Polabian Slavs, also known as Elbe Slavs (Note: * Połobske Słowjany, /dsb/;
- Elbslawen;
- Słowianie połabscy, Połabianie;
- Polabští Slované;
- Latin: Slavi Polabicae
The name Laba (or similar) refers to the Elbe River in various Slavic languages.)
and more broadly as Wends, is a collective term applied to a number of Lechitic (West Slavic) tribes who lived along the Elbe river in what is today eastern Germany. The approximate territory stretched from the Baltic Sea in the north, the river Saale and the Limes Saxoniae in the west, the Ore Mountains and the Western Sudetes in the south, and medieval Poland in the east.

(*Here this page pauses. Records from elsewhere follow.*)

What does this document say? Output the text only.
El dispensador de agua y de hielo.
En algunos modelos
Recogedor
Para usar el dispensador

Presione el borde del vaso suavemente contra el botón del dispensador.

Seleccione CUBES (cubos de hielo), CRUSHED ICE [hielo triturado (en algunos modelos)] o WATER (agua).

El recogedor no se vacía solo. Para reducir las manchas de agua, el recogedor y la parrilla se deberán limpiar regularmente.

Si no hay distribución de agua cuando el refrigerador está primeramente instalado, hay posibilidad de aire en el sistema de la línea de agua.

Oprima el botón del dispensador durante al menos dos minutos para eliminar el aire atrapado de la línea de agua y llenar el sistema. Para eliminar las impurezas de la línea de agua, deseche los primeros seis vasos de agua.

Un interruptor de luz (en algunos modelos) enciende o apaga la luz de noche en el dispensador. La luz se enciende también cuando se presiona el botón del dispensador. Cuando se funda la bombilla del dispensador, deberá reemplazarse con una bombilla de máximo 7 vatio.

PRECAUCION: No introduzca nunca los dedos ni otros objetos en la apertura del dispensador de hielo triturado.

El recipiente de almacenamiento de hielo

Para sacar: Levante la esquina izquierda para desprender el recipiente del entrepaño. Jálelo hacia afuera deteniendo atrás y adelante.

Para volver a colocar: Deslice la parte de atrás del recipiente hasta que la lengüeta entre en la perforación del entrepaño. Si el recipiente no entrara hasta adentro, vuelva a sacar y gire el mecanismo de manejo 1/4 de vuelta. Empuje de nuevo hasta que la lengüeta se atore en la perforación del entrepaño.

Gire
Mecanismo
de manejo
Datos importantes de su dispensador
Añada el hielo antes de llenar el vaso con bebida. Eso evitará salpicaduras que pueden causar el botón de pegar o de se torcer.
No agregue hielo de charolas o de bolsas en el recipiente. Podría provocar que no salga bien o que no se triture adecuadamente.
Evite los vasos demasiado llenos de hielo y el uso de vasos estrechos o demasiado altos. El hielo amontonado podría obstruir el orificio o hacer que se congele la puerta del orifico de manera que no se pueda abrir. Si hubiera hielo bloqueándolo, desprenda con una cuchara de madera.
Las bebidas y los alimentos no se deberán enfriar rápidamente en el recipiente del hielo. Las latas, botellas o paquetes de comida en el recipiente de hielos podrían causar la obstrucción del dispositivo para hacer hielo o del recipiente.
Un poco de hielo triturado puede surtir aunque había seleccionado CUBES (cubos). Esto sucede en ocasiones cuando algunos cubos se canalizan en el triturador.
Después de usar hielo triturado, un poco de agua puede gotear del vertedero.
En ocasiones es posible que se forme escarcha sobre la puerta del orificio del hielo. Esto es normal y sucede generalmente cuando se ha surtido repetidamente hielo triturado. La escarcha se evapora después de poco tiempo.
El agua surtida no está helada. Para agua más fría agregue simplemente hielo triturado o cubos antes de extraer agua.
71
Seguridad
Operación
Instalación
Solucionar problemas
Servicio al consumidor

The Polabian Slavic tribes were initially independent and had their own princes. Since the 7th century, some of them were forced to recognize the supreme royal authority of the neighboring Frankish rulers, but their relations with Merovingian and later Carolingian and Ottonian kings and emperors were marked by frequent frontier conflicts and uprisings. From the 9th century onwards, they were largely conquered by rulers of Eastern Francia and in time integrated into the Holy Roman Empire. In the following centuries, the tribes became gradually assimilated through Germanization during the Ostsiedlung. The modern Sorbs are the only descendants of the Polabian Slavs to have retained their identity and culture.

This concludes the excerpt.